Dino destacou que a exceção às cooperativas médicas afronta todo o sistema da Lei de Recuperação Judicial e Falência. Isso porque, diz ele, o artigo 1º determina que os institutos se referem ao “empresário” e à “sociedade empresária”, e o artigo 2º diz que não se aplicam a “cooperativa de crédito” nem a “sociedade operadora de plano de assistência à saúde”.
O ministro acrescentou que a redação final da proposta ficou confusa, porque o trecho que vem depois do advérbio “consequentemente”, na verdade, se opõe ao que veio antes. “Deveria dizer ‘no entanto’, ‘todavia’. Não estamos fazendo juízo de mérito, se o Senado acertou ou errou, mas [o PL] deveria ter retornado à casa iniciadora, uma vez que houve alteração substantiva no comando legiferante e uma mudança na lógica da lei”, defendeu Dino ao votar.
O julgamento será retomado na próxima sessão. Mas o ministro Luiz Edson Fachin já indicou que vai acompanhar o relator, assim como o ministro Dias Toffoli, que lembrou da própria atuação como assessor parlamentar. Em casos de dúvidas quanto à natureza das emendas, segundo Toffoli, os próprios parlamentares costumam sinalizá-las durante a tramitação. Já André Mendonça concordou com o voto de Flávio Dino.

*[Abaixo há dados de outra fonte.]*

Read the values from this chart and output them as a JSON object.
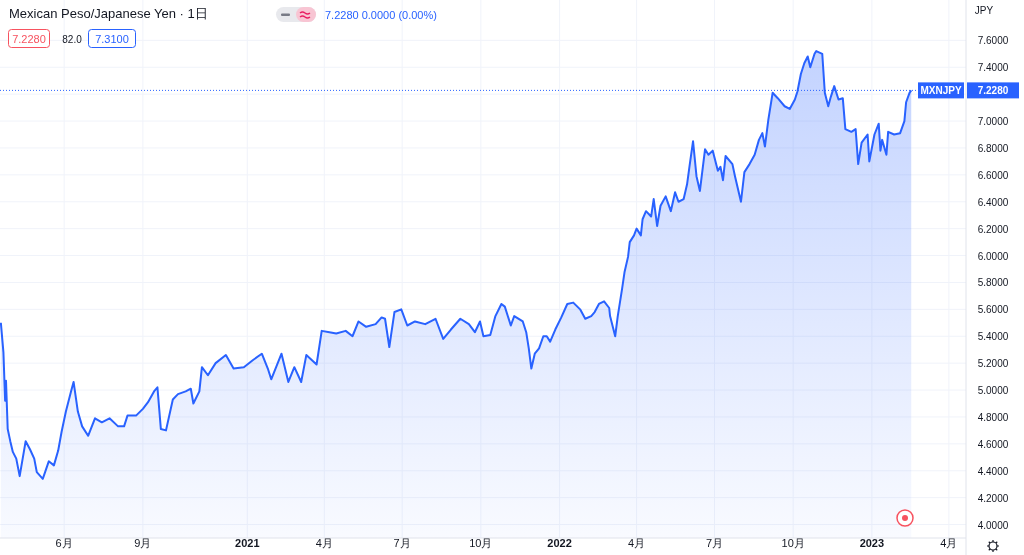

Para Flávio Molinari, sócio do Collavini Advogados, a aprovação no Senado alterou o sentido da proposição legislativa originária e, por isso, a divergência “se amolda à técnica do processo legislativo”. Segundo ele, se prevalecer a tese do relator “podemos abrir um precedente preocupante na relação entre Câmara e Senado enquanto instâncias revisoras de proposições legislativas comuns”.
Maiara Henriques Pires, do Machado Associados, também considera que houve alteração substancial na deliberação do Senado. “O fato de o veto ter sido afastado por ambas as casas legislativas não muda o que a Constituição prevê. A necessidade de passar pelas duas casas é cláusula pétrea. Dar abertura a esse tipo de interpretação possibilita aplicá-la também para outros casos.”